El verdadero el link se ha perdido: el enlace entre la porosidad y alteridad del mundo ha sido usurpado por el dedo o el movimiento del ojo que, debiendo tan sólo indicar hacia el mundo (decir “allá afuera”), lo ha parasitado hasta consumirlo casi íntegramente. Ya casi hay vínculo entre lo uno y lo otro, entre la dimensión representacional y la real: la casa, lo interior, se ha diluido en un constante afuera, proceso que, a su vez, ha borrado la frontera entre dentro y afuera. Todo se transparenta y se homogeniza (como ha señalado lúcidamente Rodrigo Karmy). De ahí la fuerza del teletrabajo durante la cuarentena, del agotamiento causado por las labores diarias como explotación doméstica; de ahí también la fuerza de las redes sociales en cuanto falsa promesa redentora. Es nuestra impotencia, el confinamiento de nuestra potencia, lo que se rebela contra nosotros mismos. Somos presa, sin duda, de un nihilismo cibernético; nos damos cuenta, sólo si dudamos, si hacemos el ejercicio o somos tocados por el don de la duda, que somos presa de este nihilismo cibernético. Bueno, es mejor que morir. ¿O no?
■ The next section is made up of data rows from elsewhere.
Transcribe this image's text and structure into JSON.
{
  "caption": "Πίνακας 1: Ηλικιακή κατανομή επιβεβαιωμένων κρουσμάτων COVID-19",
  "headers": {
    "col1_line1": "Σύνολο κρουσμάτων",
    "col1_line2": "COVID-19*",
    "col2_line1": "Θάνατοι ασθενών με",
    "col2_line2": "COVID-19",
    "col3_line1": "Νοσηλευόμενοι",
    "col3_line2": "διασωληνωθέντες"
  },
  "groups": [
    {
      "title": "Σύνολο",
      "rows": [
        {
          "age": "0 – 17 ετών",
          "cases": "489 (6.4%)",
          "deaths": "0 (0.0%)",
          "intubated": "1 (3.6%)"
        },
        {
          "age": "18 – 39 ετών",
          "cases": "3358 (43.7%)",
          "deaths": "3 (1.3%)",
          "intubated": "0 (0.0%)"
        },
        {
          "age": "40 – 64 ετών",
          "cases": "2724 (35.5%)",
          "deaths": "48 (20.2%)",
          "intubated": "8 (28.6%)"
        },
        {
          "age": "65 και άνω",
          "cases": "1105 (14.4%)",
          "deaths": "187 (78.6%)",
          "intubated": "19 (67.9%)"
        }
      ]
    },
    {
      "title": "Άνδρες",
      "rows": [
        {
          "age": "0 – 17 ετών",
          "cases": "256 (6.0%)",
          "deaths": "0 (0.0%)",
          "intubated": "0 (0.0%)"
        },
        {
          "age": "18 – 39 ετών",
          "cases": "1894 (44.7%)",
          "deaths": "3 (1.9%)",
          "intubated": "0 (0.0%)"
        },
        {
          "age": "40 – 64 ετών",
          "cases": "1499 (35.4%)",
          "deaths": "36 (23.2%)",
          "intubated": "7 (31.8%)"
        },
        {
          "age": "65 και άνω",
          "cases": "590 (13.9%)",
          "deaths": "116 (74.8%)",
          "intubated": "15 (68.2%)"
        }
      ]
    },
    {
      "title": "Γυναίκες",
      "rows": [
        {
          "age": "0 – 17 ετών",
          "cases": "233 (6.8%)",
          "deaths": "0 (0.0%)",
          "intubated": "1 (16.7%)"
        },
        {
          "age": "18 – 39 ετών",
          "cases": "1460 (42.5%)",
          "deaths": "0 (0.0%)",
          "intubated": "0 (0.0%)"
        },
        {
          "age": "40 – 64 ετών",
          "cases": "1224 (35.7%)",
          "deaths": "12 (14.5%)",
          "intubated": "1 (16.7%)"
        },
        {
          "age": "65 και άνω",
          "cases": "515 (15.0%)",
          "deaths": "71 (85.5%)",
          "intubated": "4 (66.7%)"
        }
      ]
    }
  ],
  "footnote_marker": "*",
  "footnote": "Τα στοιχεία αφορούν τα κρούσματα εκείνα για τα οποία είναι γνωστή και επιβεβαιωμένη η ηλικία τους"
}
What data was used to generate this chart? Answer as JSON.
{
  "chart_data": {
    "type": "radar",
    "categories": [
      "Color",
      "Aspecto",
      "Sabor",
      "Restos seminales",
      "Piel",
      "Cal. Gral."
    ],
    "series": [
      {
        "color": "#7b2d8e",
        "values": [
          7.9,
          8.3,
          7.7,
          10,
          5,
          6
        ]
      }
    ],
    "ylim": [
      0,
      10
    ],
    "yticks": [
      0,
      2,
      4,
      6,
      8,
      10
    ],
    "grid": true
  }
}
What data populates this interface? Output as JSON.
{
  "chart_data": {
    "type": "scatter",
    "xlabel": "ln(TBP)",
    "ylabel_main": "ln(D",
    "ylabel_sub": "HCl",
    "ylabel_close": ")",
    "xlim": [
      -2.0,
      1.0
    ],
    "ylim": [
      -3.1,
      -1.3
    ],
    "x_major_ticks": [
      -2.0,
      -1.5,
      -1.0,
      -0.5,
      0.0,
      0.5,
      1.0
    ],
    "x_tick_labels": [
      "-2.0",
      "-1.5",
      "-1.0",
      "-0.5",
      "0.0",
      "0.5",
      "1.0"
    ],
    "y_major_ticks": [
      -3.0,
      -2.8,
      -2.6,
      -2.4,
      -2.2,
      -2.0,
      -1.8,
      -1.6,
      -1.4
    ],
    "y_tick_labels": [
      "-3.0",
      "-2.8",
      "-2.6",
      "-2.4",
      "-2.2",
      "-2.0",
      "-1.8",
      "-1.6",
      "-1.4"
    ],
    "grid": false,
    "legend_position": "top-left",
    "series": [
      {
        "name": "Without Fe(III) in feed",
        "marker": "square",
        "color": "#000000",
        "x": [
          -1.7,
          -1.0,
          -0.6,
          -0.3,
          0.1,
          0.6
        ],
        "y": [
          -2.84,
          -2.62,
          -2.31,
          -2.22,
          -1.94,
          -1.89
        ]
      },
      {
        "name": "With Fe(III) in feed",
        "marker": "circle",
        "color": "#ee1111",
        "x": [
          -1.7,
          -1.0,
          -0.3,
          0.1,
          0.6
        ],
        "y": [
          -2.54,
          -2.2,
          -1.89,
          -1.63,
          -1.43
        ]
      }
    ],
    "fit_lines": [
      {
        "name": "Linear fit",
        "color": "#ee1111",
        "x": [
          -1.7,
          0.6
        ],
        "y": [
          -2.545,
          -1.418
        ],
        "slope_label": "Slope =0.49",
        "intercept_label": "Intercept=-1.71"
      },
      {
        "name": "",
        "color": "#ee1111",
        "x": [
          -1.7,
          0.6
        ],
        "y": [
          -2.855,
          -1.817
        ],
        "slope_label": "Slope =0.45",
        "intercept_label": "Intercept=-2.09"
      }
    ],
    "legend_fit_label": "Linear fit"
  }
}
Los muertos ya no están para ser homenajeados, ni para hacerles una procesión ni construir su memorial: porque, en caso de hacerlo, nos desgarraría el miedo, la terrorífica amenaza de convertirnos en otro muerto más. Ahora le tenemos miedo al miedo. No queremos ser uno más, que es lo mismo que ninguno. Antes nos hubiesen enterrado con el beso de nuestros hijos y el aliento de su dolor, como un adviento, nos conduciría a ser una estrella más del Universo. Melancólica indiferencia. El problema es que hoy ,a nuestros muertos, les negamos el entierro, la memoria, el duelo, los despedimos sin siquiera recordar su nombres por las noches. Ya no les damos ni siquiera la posibilidad de ser una estrella más en el Universo; a la mañana siguiente sólo son un número que viene  a cambiar el último dígito de una cifra tan vacía como nosotros.